Both Frankenstein and “The Vampyre” were initially ascribed to different authors. The fact that the first edition of Frankenstein was published anonymously, although dedicated to Charles Godwin, led many readers to assume that it had been written by Percy Shelley.
The first adaptation of Frankenstein was a three-act opera by R. B. Peake titled Presumption; or, The Fate of Frankenstein (1823). It featured an inarticulate monster and an assistant named Fritz, and included the line “It lives! It lives.” In The Frankenstein Legend, Donald F. Glut suggests that no attempt had been made to adapt the novel before this because “Percy Shelley was too controversial to have a novel even suspected of being of his authorship presented on the stage”.
But by 1823, Percy had died and Mary had been acknowledged as the author. When she returned to England and saw the play Presumption, or, The Fate of Frankenstein, she commented that she was “much amused and it appeared to excite a breathless eagerness in the audience” (quoted in Glut, Legend, 32). A second adaptation opened the same year, as did a trio of comedic versions. In 1826, new versions were staged in London and Paris . The sensation surrounding Frankenstein, or, the Modern Prometheus was of a different note to The Vampyre.

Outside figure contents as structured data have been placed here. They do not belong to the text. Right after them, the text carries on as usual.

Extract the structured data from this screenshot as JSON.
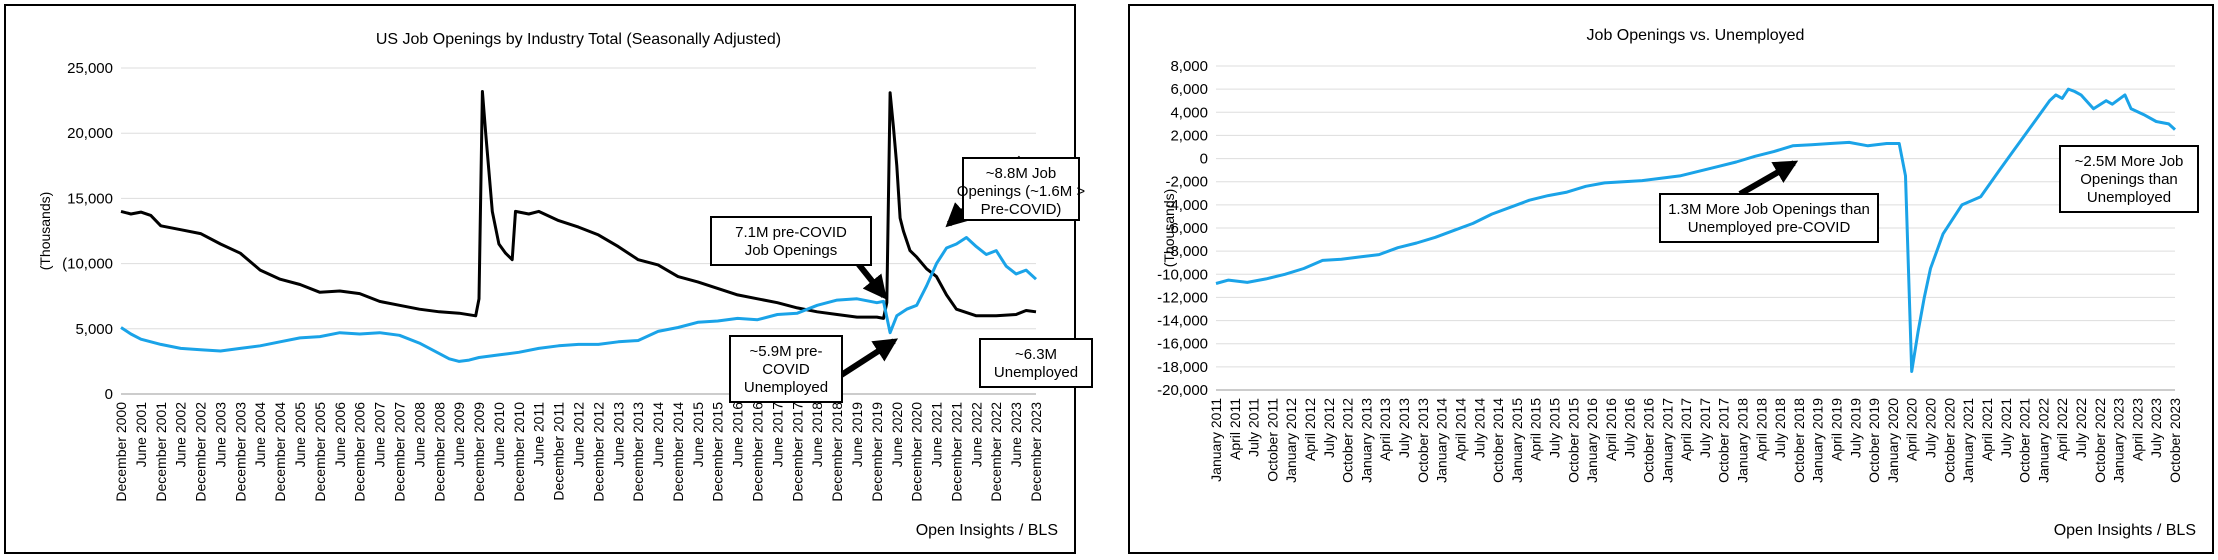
{
  "source_label": "Open Insights / BLS",
  "colors": {
    "openings": "#1aa3e8",
    "unemployed": "#000000",
    "grid": "#dddddd"
  },
  "chart_data": [
    {
      "type": "line",
      "title": "US Job Openings by Industry Total (Seasonally Adjusted)",
      "ylabel": "(Thousands)",
      "ylim": [
        0,
        25000
      ],
      "yticks": [
        0,
        5000,
        10000,
        15000,
        20000,
        25000
      ],
      "ytick_labels": [
        "0",
        "5,000",
        "(10,000",
        "15,000",
        "20,000",
        "25,000"
      ],
      "x_start": "2000-12",
      "x_end": "2023-12",
      "xtick_labels": [
        "December 2000",
        "June 2001",
        "December 2001",
        "June 2002",
        "December 2002",
        "June 2003",
        "December 2003",
        "June 2004",
        "December 2004",
        "June 2005",
        "December 2005",
        "June 2006",
        "December 2006",
        "June 2007",
        "December 2007",
        "June 2008",
        "December 2008",
        "June 2009",
        "December 2009",
        "June 2010",
        "December 2010",
        "June 2011",
        "December 2011",
        "June 2012",
        "December 2012",
        "June 2013",
        "December 2013",
        "June 2014",
        "December 2014",
        "June 2015",
        "December 2015",
        "June 2016",
        "December 2016",
        "June 2017",
        "December 2017",
        "June 2018",
        "December 2018",
        "June 2019",
        "December 2019",
        "June 2020",
        "December 2020",
        "June 2021",
        "December 2021",
        "June 2022",
        "December 2022",
        "June 2023",
        "December 2023"
      ],
      "series": [
        {
          "key": "unemployed",
          "points": [
            [
              "2000-12",
              14000
            ],
            [
              "2001-03",
              13800
            ],
            [
              "2001-06",
              13950
            ],
            [
              "2001-09",
              13700
            ],
            [
              "2001-12",
              12900
            ],
            [
              "2002-06",
              12600
            ],
            [
              "2002-12",
              12300
            ],
            [
              "2003-06",
              11500
            ],
            [
              "2003-12",
              10800
            ],
            [
              "2004-06",
              9500
            ],
            [
              "2004-12",
              8800
            ],
            [
              "2005-06",
              8400
            ],
            [
              "2005-12",
              7800
            ],
            [
              "2006-06",
              7900
            ],
            [
              "2006-12",
              7700
            ],
            [
              "2007-06",
              7100
            ],
            [
              "2007-12",
              6800
            ],
            [
              "2008-06",
              6500
            ],
            [
              "2008-12",
              6300
            ],
            [
              "2009-06",
              6200
            ],
            [
              "2009-11",
              6000
            ],
            [
              "2009-12",
              7300
            ],
            [
              "2010-01",
              23200
            ],
            [
              "2010-02",
              20000
            ],
            [
              "2010-03",
              17000
            ],
            [
              "2010-04",
              14000
            ],
            [
              "2010-06",
              11500
            ],
            [
              "2010-08",
              10800
            ],
            [
              "2010-10",
              10300
            ],
            [
              "2010-11",
              14000
            ],
            [
              "2011-03",
              13800
            ],
            [
              "2011-06",
              14000
            ],
            [
              "2011-12",
              13300
            ],
            [
              "2012-06",
              12800
            ],
            [
              "2012-12",
              12200
            ],
            [
              "2013-06",
              11300
            ],
            [
              "2013-12",
              10300
            ],
            [
              "2014-06",
              9900
            ],
            [
              "2014-12",
              9000
            ],
            [
              "2015-06",
              8600
            ],
            [
              "2015-12",
              8100
            ],
            [
              "2016-06",
              7600
            ],
            [
              "2016-12",
              7300
            ],
            [
              "2017-06",
              7000
            ],
            [
              "2017-12",
              6600
            ],
            [
              "2018-06",
              6300
            ],
            [
              "2018-12",
              6100
            ],
            [
              "2019-06",
              5900
            ],
            [
              "2019-12",
              5900
            ],
            [
              "2020-02",
              5800
            ],
            [
              "2020-03",
              7000
            ],
            [
              "2020-04",
              23100
            ],
            [
              "2020-05",
              20500
            ],
            [
              "2020-06",
              17500
            ],
            [
              "2020-07",
              13500
            ],
            [
              "2020-08",
              12500
            ],
            [
              "2020-10",
              11000
            ],
            [
              "2020-12",
              10500
            ],
            [
              "2021-03",
              9600
            ],
            [
              "2021-06",
              9000
            ],
            [
              "2021-09",
              7600
            ],
            [
              "2021-12",
              6500
            ],
            [
              "2022-06",
              6000
            ],
            [
              "2022-12",
              6000
            ],
            [
              "2023-06",
              6100
            ],
            [
              "2023-09",
              6400
            ],
            [
              "2023-12",
              6300
            ]
          ]
        },
        {
          "key": "openings",
          "points": [
            [
              "2000-12",
              5100
            ],
            [
              "2001-03",
              4600
            ],
            [
              "2001-06",
              4200
            ],
            [
              "2001-12",
              3800
            ],
            [
              "2002-06",
              3500
            ],
            [
              "2002-12",
              3400
            ],
            [
              "2003-06",
              3300
            ],
            [
              "2003-12",
              3500
            ],
            [
              "2004-06",
              3700
            ],
            [
              "2004-12",
              4000
            ],
            [
              "2005-06",
              4300
            ],
            [
              "2005-12",
              4400
            ],
            [
              "2006-06",
              4700
            ],
            [
              "2006-12",
              4600
            ],
            [
              "2007-06",
              4700
            ],
            [
              "2007-12",
              4500
            ],
            [
              "2008-06",
              3900
            ],
            [
              "2008-12",
              3100
            ],
            [
              "2009-03",
              2700
            ],
            [
              "2009-06",
              2500
            ],
            [
              "2009-09",
              2600
            ],
            [
              "2009-12",
              2800
            ],
            [
              "2010-06",
              3000
            ],
            [
              "2010-12",
              3200
            ],
            [
              "2011-06",
              3500
            ],
            [
              "2011-12",
              3700
            ],
            [
              "2012-06",
              3800
            ],
            [
              "2012-12",
              3800
            ],
            [
              "2013-06",
              4000
            ],
            [
              "2013-12",
              4100
            ],
            [
              "2014-06",
              4800
            ],
            [
              "2014-12",
              5100
            ],
            [
              "2015-06",
              5500
            ],
            [
              "2015-12",
              5600
            ],
            [
              "2016-06",
              5800
            ],
            [
              "2016-12",
              5700
            ],
            [
              "2017-06",
              6100
            ],
            [
              "2017-12",
              6200
            ],
            [
              "2018-06",
              6800
            ],
            [
              "2018-12",
              7200
            ],
            [
              "2019-06",
              7300
            ],
            [
              "2019-12",
              7000
            ],
            [
              "2020-02",
              7100
            ],
            [
              "2020-04",
              4700
            ],
            [
              "2020-06",
              6000
            ],
            [
              "2020-09",
              6500
            ],
            [
              "2020-12",
              6800
            ],
            [
              "2021-03",
              8300
            ],
            [
              "2021-06",
              10000
            ],
            [
              "2021-09",
              11200
            ],
            [
              "2021-12",
              11500
            ],
            [
              "2022-03",
              12000
            ],
            [
              "2022-06",
              11300
            ],
            [
              "2022-09",
              10700
            ],
            [
              "2022-12",
              11000
            ],
            [
              "2023-03",
              9800
            ],
            [
              "2023-06",
              9200
            ],
            [
              "2023-09",
              9500
            ],
            [
              "2023-12",
              8800
            ]
          ]
        }
      ],
      "annotations": [
        {
          "text": [
            "~8.8M Job",
            "Openings (~1.6M >",
            "Pre-COVID)"
          ]
        },
        {
          "text": [
            "7.1M pre-COVID",
            "Job Openings"
          ]
        },
        {
          "text": [
            "~5.9M pre-",
            "COVID",
            "Unemployed"
          ]
        },
        {
          "text": [
            "~6.3M",
            "Unemployed"
          ]
        }
      ]
    },
    {
      "type": "line",
      "title": "Job Openings vs. Unemployed",
      "ylabel": "(Thousands)",
      "ylim": [
        -20000,
        8000
      ],
      "yticks": [
        -20000,
        -18000,
        -16000,
        -14000,
        -12000,
        -10000,
        -8000,
        -6000,
        -4000,
        -2000,
        0,
        2000,
        4000,
        6000,
        8000
      ],
      "ytick_labels": [
        "-20,000",
        "-18,000",
        "-16,000",
        "-14,000",
        "-12,000",
        "-10,000",
        "-8,000",
        "-6,000",
        "-4,000",
        "-2,000",
        "0",
        "2,000",
        "4,000",
        "6,000",
        "8,000"
      ],
      "x_start": "2011-01",
      "x_end": "2023-10",
      "xtick_labels": [
        "January 2011",
        "April 2011",
        "July 2011",
        "October 2011",
        "January 2012",
        "April 2012",
        "July 2012",
        "October 2012",
        "January 2013",
        "April 2013",
        "July 2013",
        "October 2013",
        "January 2014",
        "April 2014",
        "July 2014",
        "October 2014",
        "January 2015",
        "April 2015",
        "July 2015",
        "October 2015",
        "January 2016",
        "April 2016",
        "July 2016",
        "October 2016",
        "January 2017",
        "April 2017",
        "July 2017",
        "October 2017",
        "January 2018",
        "April 2018",
        "July 2018",
        "October 2018",
        "January 2019",
        "April 2019",
        "July 2019",
        "October 2019",
        "January 2020",
        "April 2020",
        "July 2020",
        "October 2020",
        "January 2021",
        "April 2021",
        "July 2021",
        "October 2021",
        "January 2022",
        "April 2022",
        "July 2022",
        "October 2022",
        "January 2023",
        "April 2023",
        "July 2023",
        "October 2023"
      ],
      "series": [
        {
          "key": "openings",
          "points": [
            [
              "2011-01",
              -10800
            ],
            [
              "2011-03",
              -10500
            ],
            [
              "2011-06",
              -10700
            ],
            [
              "2011-09",
              -10400
            ],
            [
              "2011-12",
              -10000
            ],
            [
              "2012-03",
              -9500
            ],
            [
              "2012-06",
              -8800
            ],
            [
              "2012-09",
              -8700
            ],
            [
              "2012-12",
              -8500
            ],
            [
              "2013-03",
              -8300
            ],
            [
              "2013-06",
              -7700
            ],
            [
              "2013-09",
              -7300
            ],
            [
              "2013-12",
              -6800
            ],
            [
              "2014-03",
              -6200
            ],
            [
              "2014-06",
              -5600
            ],
            [
              "2014-09",
              -4800
            ],
            [
              "2014-12",
              -4200
            ],
            [
              "2015-03",
              -3600
            ],
            [
              "2015-06",
              -3200
            ],
            [
              "2015-09",
              -2900
            ],
            [
              "2015-12",
              -2400
            ],
            [
              "2016-03",
              -2100
            ],
            [
              "2016-06",
              -2000
            ],
            [
              "2016-09",
              -1900
            ],
            [
              "2016-12",
              -1700
            ],
            [
              "2017-03",
              -1500
            ],
            [
              "2017-06",
              -1100
            ],
            [
              "2017-09",
              -700
            ],
            [
              "2017-12",
              -300
            ],
            [
              "2018-03",
              200
            ],
            [
              "2018-06",
              600
            ],
            [
              "2018-09",
              1100
            ],
            [
              "2018-12",
              1200
            ],
            [
              "2019-03",
              1300
            ],
            [
              "2019-06",
              1400
            ],
            [
              "2019-09",
              1100
            ],
            [
              "2019-12",
              1300
            ],
            [
              "2020-02",
              1300
            ],
            [
              "2020-03",
              -1500
            ],
            [
              "2020-04",
              -18400
            ],
            [
              "2020-05",
              -15000
            ],
            [
              "2020-06",
              -12000
            ],
            [
              "2020-07",
              -9500
            ],
            [
              "2020-09",
              -6500
            ],
            [
              "2020-12",
              -4000
            ],
            [
              "2021-03",
              -3300
            ],
            [
              "2021-06",
              -1000
            ],
            [
              "2021-08",
              500
            ],
            [
              "2021-10",
              2000
            ],
            [
              "2021-12",
              3500
            ],
            [
              "2022-02",
              5000
            ],
            [
              "2022-03",
              5500
            ],
            [
              "2022-04",
              5200
            ],
            [
              "2022-05",
              6000
            ],
            [
              "2022-06",
              5800
            ],
            [
              "2022-07",
              5500
            ],
            [
              "2022-09",
              4300
            ],
            [
              "2022-11",
              5000
            ],
            [
              "2022-12",
              4700
            ],
            [
              "2023-02",
              5500
            ],
            [
              "2023-03",
              4300
            ],
            [
              "2023-05",
              3800
            ],
            [
              "2023-07",
              3200
            ],
            [
              "2023-09",
              3000
            ],
            [
              "2023-10",
              2500
            ]
          ]
        }
      ],
      "annotations": [
        {
          "text": [
            "1.3M More Job Openings than",
            "Unemployed pre-COVID"
          ]
        },
        {
          "text": [
            "~2.5M More Job",
            "Openings than",
            "Unemployed"
          ]
        }
      ]
    }
  ]
}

That the author of Frankenstein, a ghastly tale of science-sorcery, body-snatching and multiple murders, was a young woman linked to Byron’s, made a scandalous fame in this time. Much was made of the contrast between the strange and beautiful young lady and the horrific book she had conceived of in a dream. This was coined with all apparent sincerity in 1935 when James Whale prefaced to his film The Bride of Frankenstein:
BYRON: Astonishing creature…
MARY: I, Lord Byron?
BYRON: Frightened of thunder — fearful of the dark — and yet you have written a tale that sent my blood into icy creeps. Look at her, Shelley, can you believe that bland and lovely brow conceived a Frankenstein?
In Forbidden Knowledge by Roger Shattuck, Mary Shelley’s background is discussed further. She was swept off her feet by Percy Shelley at the age of seventeen. Without being married she lived in an irregular household of men who were intent upon achieving glory through their genius. Lord Byron was one such individual. “Surrounded by illegitimate births and infant deaths, they subsisted on high ideals to remake the world through liberation and revolution” . It was the hollowness and vanity of these high ideals that Mary Godwin was reacting to when she wrote Frankenstein.